Case Study: 6-Day Work Week
Introduction
A well known Quick-Serve Restaurant chain was undergoing a transformation within their QA department.
Background
The QA department of this Quick-Serve Restaurant chain managed the deployments and hardware of over 1,200 franchises. This included terminals in the kitchen as well as point-of-sale systems and kiosks.
They tested every release of code as well as marketing updates to kiosks manually. The team was chronically behind and often had to limit their efforts to spot checking instead of any comprehensive testing.
An initiative to introduce automation was underway, but would take over a year of effort to see results. Currently, the automation effort was in an assessment phase.
Approach
After completing the assessment of automation potential, work began to improve conditions overall. After interviews and a large stakeholder meeting, we created alignment as to the problems and potential for QA and had a set of potential improvements and experiments.

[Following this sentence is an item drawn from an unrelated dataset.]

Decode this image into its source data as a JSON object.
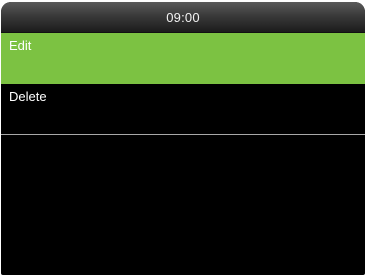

Several analysis techniques were employed to break down what contributing factors existed and several insights emerged.
Finally, our efforts focused on one primary concern: Interruptions.
We tracked the number of interruptions and durations during the week. Then we introduced an office hours approach that opened the QA room up for several hours during that week that would be dedicated to interruptions only.
Results
After communicating the office hours, interruptions were virtually eliminated. After tracking the new interruptions over the coming weeks we estimated that every member of QA gained an entire work-day of time back.
This led to the team catching up on their work, performing more thorough testing, leaving work at an appropriate time, and pioneering automation well ahead of the year-long plan.
While these results were tied to our primary focus area we also saw improvements in the QA department's well being. In our analysis, we uncovered they experienced an above average amount of illness. We associated that to the fact that their room was locked and therefore no cleaning staff could clean.
Conclusion
When we presented our findings that we were able to advance our timelines of automation by months while also improving overall quality of releases by the introduction of office hours, people were shocked.
The assumption was that the department was understaffed and under qualified.
It was by applying the unintuitive analysis techniques that we uncovered an underlying issue that gave the department the capacity they needed to do their job better, improve their work-life balance, and develop new skills.